Now I would think that the coolant temperature sensor would indicated a problem if the coolant operating temperature was too low or too high but the sensor has to make contact with the coolant to get an accurate measurement. In this case however, the coolant stops making contact with the sensor so I’m assuming that some intermediate dry air temperature was probably measured so no trouble was seen by the sensor.
I realize that quite a few of you reading this already have a scan gauge II plugged into your OBDII port and can read coolant temperature but isn’t that temperature coming from the same coolant temperature sensor that I’m currently having issues with?
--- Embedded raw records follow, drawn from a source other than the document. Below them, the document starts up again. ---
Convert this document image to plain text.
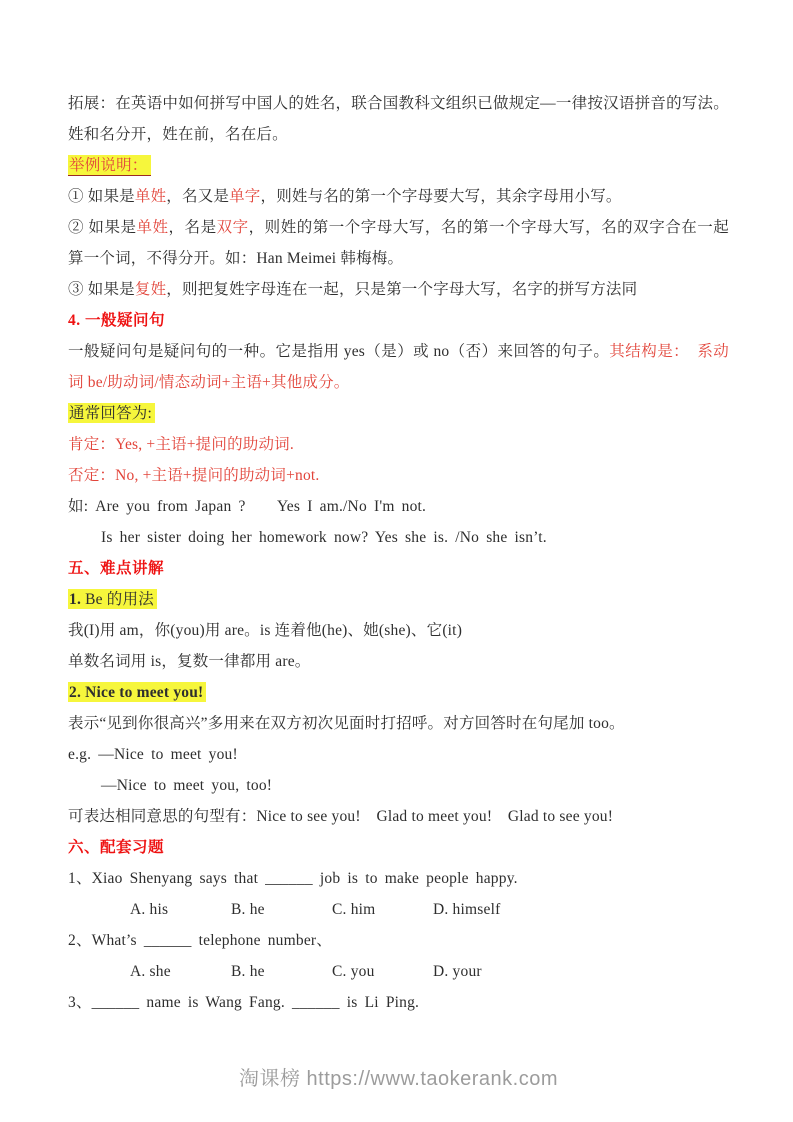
拓展：在英语中如何拼写中国人的姓名，联合国教科文组织已做规定—一律按汉语拼音的写法。姓和名分开，姓在前，名在后。

举例说明：

① 如果是单姓，名又是单字，则姓与名的第一个字母要大写，其余字母用小写。

② 如果是单姓，名是双字，则姓的第一个字母大写，名的第一个字母大写，名的双字合在一起算一个词，不得分开。如：Han Meimei 韩梅梅。

③ 如果是复姓，则把复姓字母连在一起，只是第一个字母大写，名字的拼写方法同

4. 一般疑问句

一般疑问句是疑问句的一种。它是指用 yes（是）或 no（否）来回答的句子。其结构是：　系动词 be/助动词/情态动词+主语+其他成分。

通常回答为:

肯定：Yes, +主语+提问的助动词.

否定：No, +主语+提问的助动词+not.

如: Are you from Japan ?　　Yes I am./No I'm not.

Is her sister doing her homework now? Yes she is. /No she isn’t.

五、难点讲解

1. Be 的用法

我(I)用 am，你(you)用 are。is 连着他(he)、她(she)、它(it)

单数名词用 is，复数一律都用 are。

2. Nice to meet you!

表示“见到你很高兴”多用来在双方初次见面时打招呼。对方回答时在句尾加 too。

e.g. —Nice to meet you!

—Nice to meet you, too!

可表达相同意思的句型有：Nice to see you!　Glad to meet you!　Glad to see you!

六、配套习题

1、Xiao Shenyang says that ______ job is to make people happy.

A. his	B. he	C. him	D. himself

2、What’s ______ telephone number、

A. she	B. he	C. you	D. your

3、______ name is Wang Fang. ______ is Li Ping.

淘课榜 https://www.taokerank.com
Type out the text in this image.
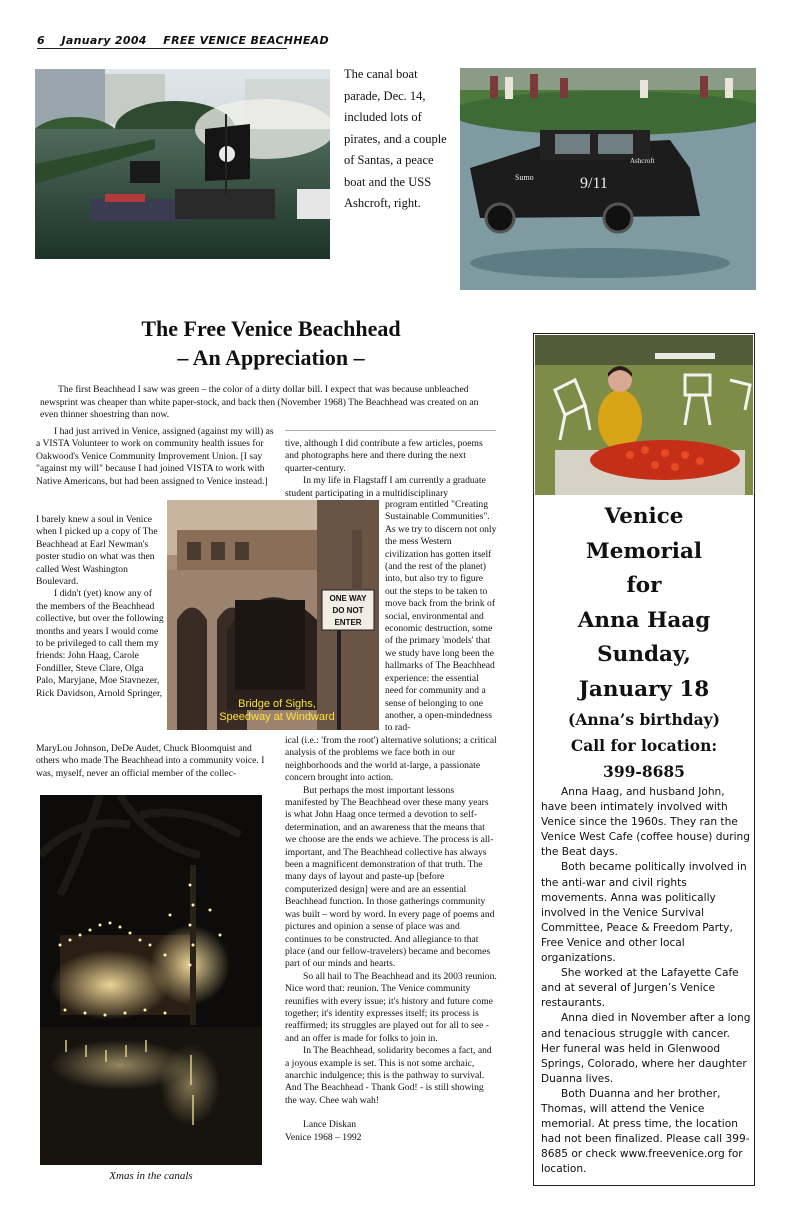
6 January 2004 FREE VENICE BEACHHEAD
The canal boat parade, Dec. 14, included lots of pirates, and a couple of Santas, a peace boat and the USS Ashcroft, right.
9/11
Sumo
Ashcroft
The Free Venice Beachhead
– An Appreciation –

The first Beachhead I saw was green – the color of a dirty dollar bill. I expect that was because unbleached newsprint was cheaper than white paper-stock, and back then (November 1968) The Beachhead was created on an even thinner shoestring than now.

I had just arrived in Venice, assigned (against my will) as a VISTA Volunteer to work on community health issues for Oakwood's Venice Community Improvement Union. [I say "against my will" because I had joined VISTA to work with Native Americans, but had been assigned to Venice instead.]

I barely knew a soul in Venice when I picked up a copy of The Beachhead at Earl Newman's poster studio on what was then called West Washington Boulevard.

I didn't (yet) know any of the members of the Beachhead collective, but over the following months and years I would come to be privileged to call them my friends: John Haag, Carole Fondiller, Steve Clare, Olga Palo, Maryjane, Moe Stavnezer, Rick Davidson, Arnold Springer,

MaryLou Johnson, DeDe Audet, Chuck Bloomquist and others who made The Beachhead into a community voice. I was, myself, never an official member of the collec-

tive, although I did contribute a few articles, poems and photographs here and there during the next quarter-century.

In my life in Flagstaff I am currently a graduate student participating in a multidisciplinary

program entitled "Creating Sustainable Communities". As we try to discern not only the mess Western civilization has gotten itself (and the rest of the planet) into, but also try to figure out the steps to be taken to move back from the brink of social, environmental and economic destruction, some of the primary 'models' that we study have long been the hallmarks of The Beachhead experience: the essential need for community and a sense of belonging to one another, a open-mindedness to rad-

ical (i.e.: 'from the root') alternative solutions; a critical analysis of the problems we face both in our neighborhoods and the world at-large, a passionate concern brought into action.

But perhaps the most important lessons manifested by The Beachhead over these many years is what John Haag once termed a devotion to self-determination, and an awareness that the means that we choose are the ends we achieve. The process is all-important, and The Beachhead collective has always been a magnificent demonstration of that truth. The many days of layout and paste-up [before computerized design] were and are an essential Beachhead function. In those gatherings community was built – word by word. In every page of poems and pictures and opinion a sense of place was and continues to be constructed. And allegiance to that place (and our fellow-travelers) became and becomes part of our minds and hearts.

So all hail to The Beachhead and its 2003 reunion. Nice word that: reunion. The Venice community reunifies with every issue; it's history and future come together; it's identity expresses itself; its process is reaffirmed; its struggles are played out for all to see - and an offer is made for folks to join in.

In The Beachhead, solidarity becomes a fact, and a joyous example is set. This is not some archaic, anarchic indulgence; this is the pathway to survival. And The Beachhead - Thank God! - is still showing the way. Chee wah wah!

Lance Diskan

Venice 1968 – 1992

ONE WAY
DO NOT
ENTER
Bridge of Sighs,
Speedway at Windward
Xmas in the canals
Venice
Memorial
for
Anna Haag
Sunday,
January 18
(Anna’s birthday)
Call for location:
399-8685

Anna Haag, and husband John, have been intimately involved with Venice since the 1960s. They ran the Venice West Cafe (coffee house) during the Beat days.

Both became politically involved in the anti-war and civil rights movements. Anna was politically involved in the Venice Survival Committee, Peace & Freedom Party, Free Venice and other local organizations.

She worked at the Lafayette Cafe and at several of Jurgen’s Venice restaurants.

Anna died in November after a long and tenacious struggle with cancer. Her funeral was held in Glenwood Springs, Colorado, where her daughter Duanna lives.

Both Duanna and her brother, Thomas, will attend the Venice memorial. At press time, the location had not been finalized. Please call 399-8685 or check www.freevenice.org for location.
I know that this is a very common single point failure on any car with a coolant system. As these coolant systems age, I expect a whole lot more engine failures in the future. Other manufactures provide at least a low coolant indicator. Others may have a secondary sensor monitoring the head temperature. I would think that Mercedes/Mitsubishi engineering would have a solution that would give some indication of a problem long before engine failure.
So, tell us more. What exactly happened?
Diane Elmore said:
Yipee! I got my Smart Car back yesterday and I couldn't be happier. I even got the guys at the dealership to show me several important things I needed to know, bought an extra bottle of engine coolant and some windshield wiper fluid, and I am ready to go.I have 3 events in March I am planning to attend and I am sure on the very first one everyone who knows what happened to my car, will converge on me to make sure I know how to check this, and check that. I will also be told several "extra" things to buy.
Once again, thank you Smart USA and Mercedes Benz. I am forever grateful. Diane
Wouldn't it be nice if Smart would just come clean and let us know what trashed Diane's engine, so the rest of us might know what to listen and look for on our little problem children? I can't accept they don't know, EXACTLY, what blew this engine. They're hiding something, again.